Pistes de recherches avec les archives et documents russes à fouiller, l’accès aux archives militaires et des cadastres en Turquie toujours clos. L’Histoire sociale et internationale du Génocide arménien est encore à creuser. Le rôle des Arméniens dans l’économie ottomane du 19è siècle. L’autonomisation de la recherche par rapport à la politique en ce qui concerne la Turquie et l’Arménie en remettant en question le discours officiel et négationniste. La désacralisation de 1915 en allant au-delà des dichotomies dominant/dominé, bourreau/victime, vainqueur/vaincu, soumis/maitre.

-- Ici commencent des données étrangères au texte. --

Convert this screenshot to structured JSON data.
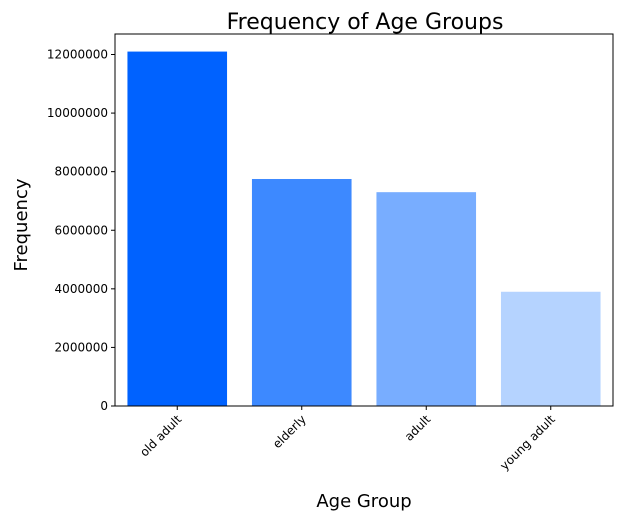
{
  "chart_data": {
    "type": "bar",
    "title": "Frequency of Age Groups",
    "xlabel": "Age Group",
    "ylabel": "Frequency",
    "categories": [
      "old adult",
      "elderly",
      "adult",
      "young adult"
    ],
    "values": [
      12100000,
      7750000,
      7300000,
      3900000
    ],
    "colors": [
      "#0062ff",
      "#3d89ff",
      "#78adff",
      "#b5d3ff"
    ],
    "ylim": [
      0,
      12700000
    ],
    "yticks": [
      0,
      2000000,
      4000000,
      6000000,
      8000000,
      10000000,
      12000000
    ],
    "ytick_labels": [
      "0",
      "2000000",
      "4000000",
      "6000000",
      "8000000",
      "10000000",
      "12000000"
    ],
    "grid": false,
    "legend": "none"
  }
}
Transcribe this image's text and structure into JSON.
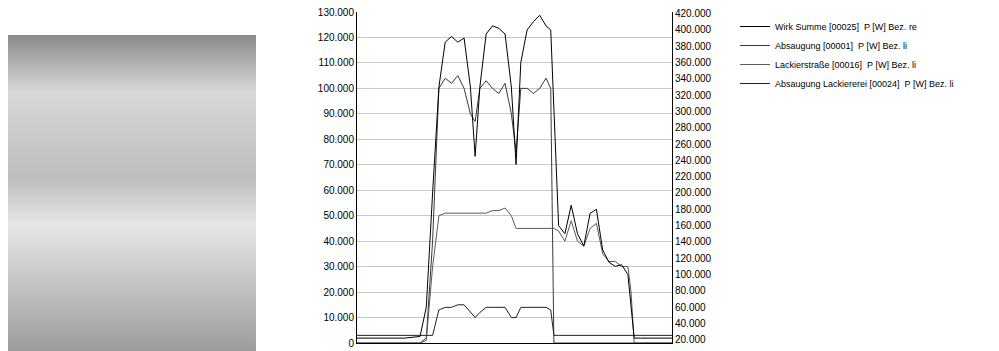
{
  "chart_data": {
    "type": "line",
    "x": [
      0,
      5,
      10,
      15,
      20,
      22,
      24,
      26,
      28,
      30,
      32,
      34,
      36,
      37.5,
      39,
      41,
      43,
      45,
      47,
      49,
      50.5,
      52,
      54,
      56,
      58,
      60,
      61.5,
      62.5,
      64,
      66,
      68,
      70,
      72,
      74,
      76,
      78,
      80,
      82,
      84,
      86,
      87,
      88,
      90,
      95,
      100
    ],
    "xlim": [
      0,
      100
    ],
    "ylim": [
      0,
      130000
    ],
    "yticks": [
      0,
      {
        "value": 10000,
        "label": "10.000"
      },
      {
        "value": 20000,
        "label": "20.000"
      },
      {
        "value": 30000,
        "label": "30.000"
      },
      {
        "value": 40000,
        "label": "40.000"
      },
      {
        "value": 50000,
        "label": "50.000"
      },
      {
        "value": 60000,
        "label": "60.000"
      },
      {
        "value": 70000,
        "label": "70.000"
      },
      {
        "value": 80000,
        "label": "80.000"
      },
      {
        "value": 90000,
        "label": "90.000"
      },
      {
        "value": 100000,
        "label": "100.000"
      },
      {
        "value": 110000,
        "label": "110.000"
      },
      {
        "value": 120000,
        "label": "120.000"
      },
      {
        "value": 130000,
        "label": "130.000"
      }
    ],
    "y2lim": [
      16000,
      422000
    ],
    "y2ticks": [
      {
        "value": 20000,
        "label": "20.000"
      },
      {
        "value": 40000,
        "label": "40.000"
      },
      {
        "value": 60000,
        "label": "60.000"
      },
      {
        "value": 80000,
        "label": "80.000"
      },
      {
        "value": 100000,
        "label": "100.000"
      },
      {
        "value": 120000,
        "label": "120.000"
      },
      {
        "value": 140000,
        "label": "140.000"
      },
      {
        "value": 160000,
        "label": "160.000"
      },
      {
        "value": 180000,
        "label": "180.000"
      },
      {
        "value": 200000,
        "label": "200.000"
      },
      {
        "value": 220000,
        "label": "220.000"
      },
      {
        "value": 240000,
        "label": "240.000"
      },
      {
        "value": 260000,
        "label": "260.000"
      },
      {
        "value": 280000,
        "label": "280.000"
      },
      {
        "value": 300000,
        "label": "300.000"
      },
      {
        "value": 320000,
        "label": "320.000"
      },
      {
        "value": 340000,
        "label": "340.000"
      },
      {
        "value": 360000,
        "label": "360.000"
      },
      {
        "value": 380000,
        "label": "380.000"
      },
      {
        "value": 400000,
        "label": "400.000"
      },
      {
        "value": 420000,
        "label": "420.000"
      }
    ],
    "grid": true,
    "legend": "right",
    "tick_labels": "y",
    "series": [
      {
        "name": "Wirk Summe [00025]  P [W] Bez. re",
        "color": "#000000",
        "axis": "y2",
        "values": [
          22000,
          22000,
          22000,
          22000,
          24000,
          60000,
          200000,
          330000,
          385000,
          392000,
          385000,
          390000,
          330000,
          245000,
          330000,
          395000,
          405000,
          402000,
          395000,
          330000,
          235000,
          360000,
          400000,
          410000,
          418000,
          405000,
          400000,
          300000,
          160000,
          150000,
          185000,
          150000,
          135000,
          175000,
          180000,
          130000,
          115000,
          110000,
          112000,
          100000,
          60000,
          22000,
          22000,
          22000,
          22000
        ]
      },
      {
        "name": "Absaugung [00001]  P [W] Bez. li",
        "color": "#3a3a3a",
        "values": [
          0,
          0,
          0,
          0,
          0,
          2000,
          40000,
          100000,
          104000,
          102000,
          105000,
          100000,
          90000,
          87000,
          100000,
          103000,
          100000,
          98000,
          102000,
          90000,
          75000,
          100000,
          100000,
          98000,
          100000,
          104000,
          100000,
          0,
          0,
          0,
          0,
          0,
          0,
          0,
          0,
          0,
          0,
          0,
          0,
          0,
          0,
          0,
          0,
          0,
          0
        ]
      },
      {
        "name": "Lackierstraße [00016]  P [W] Bez. li",
        "color": "#5a5a5a",
        "values": [
          0,
          0,
          0,
          0,
          0,
          1000,
          30000,
          50000,
          51000,
          51000,
          51000,
          51000,
          51000,
          51000,
          51000,
          51000,
          52000,
          52000,
          53000,
          50000,
          45000,
          45000,
          45000,
          45000,
          45000,
          45000,
          45000,
          45000,
          44000,
          40000,
          48000,
          40000,
          38000,
          45000,
          47000,
          35000,
          32000,
          32000,
          30000,
          30000,
          20000,
          0,
          0,
          0,
          0
        ]
      },
      {
        "name": "Absaugung Lackiererei [00024]  P [W] Bez. li",
        "color": "#222222",
        "values": [
          3000,
          3000,
          3000,
          3000,
          3000,
          3000,
          3000,
          13000,
          14000,
          14000,
          15000,
          15000,
          12000,
          10000,
          12000,
          14000,
          14000,
          14000,
          14000,
          10000,
          10000,
          14000,
          14000,
          14000,
          14000,
          14000,
          13000,
          3000,
          3000,
          3000,
          3000,
          3000,
          3000,
          3000,
          3000,
          3000,
          3000,
          3000,
          3000,
          3000,
          3000,
          3000,
          3000,
          3000,
          3000
        ]
      }
    ]
  }
}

Lors du colloque fascinant et riche en contenu, il n’y avait pas de débat sur « l’appellation » de 1915. Tout est là, c’est bel et bien un génocide. Tout est déjà dit dans l’œuvre de l’historien britannique Arnold Toynbee : « Les déportations furent délibérément conduites avec une brutalité calculée pour provoquer le maximum de victimes en route. Là est le crime ; et l’étude que j’y consacrai laissa dans mon esprit une impression qui ne fut pas effacée par le génocide commis avec encore plus de sang-froid, et sur une plus grande échelle, pendant la Seconde Guerre mondiale par les Nazis ».

Les historiens ne sont ni des procureurs, ni des donneurs de leçon. Ils posent simplement les faits, les mémoires, les témoignages, les analyses, les historiographies qui nous permettent de comprendre le comment, le pourquoi, l’avant, le pendant et l’après « du crime des crimes » qu’est un génocide.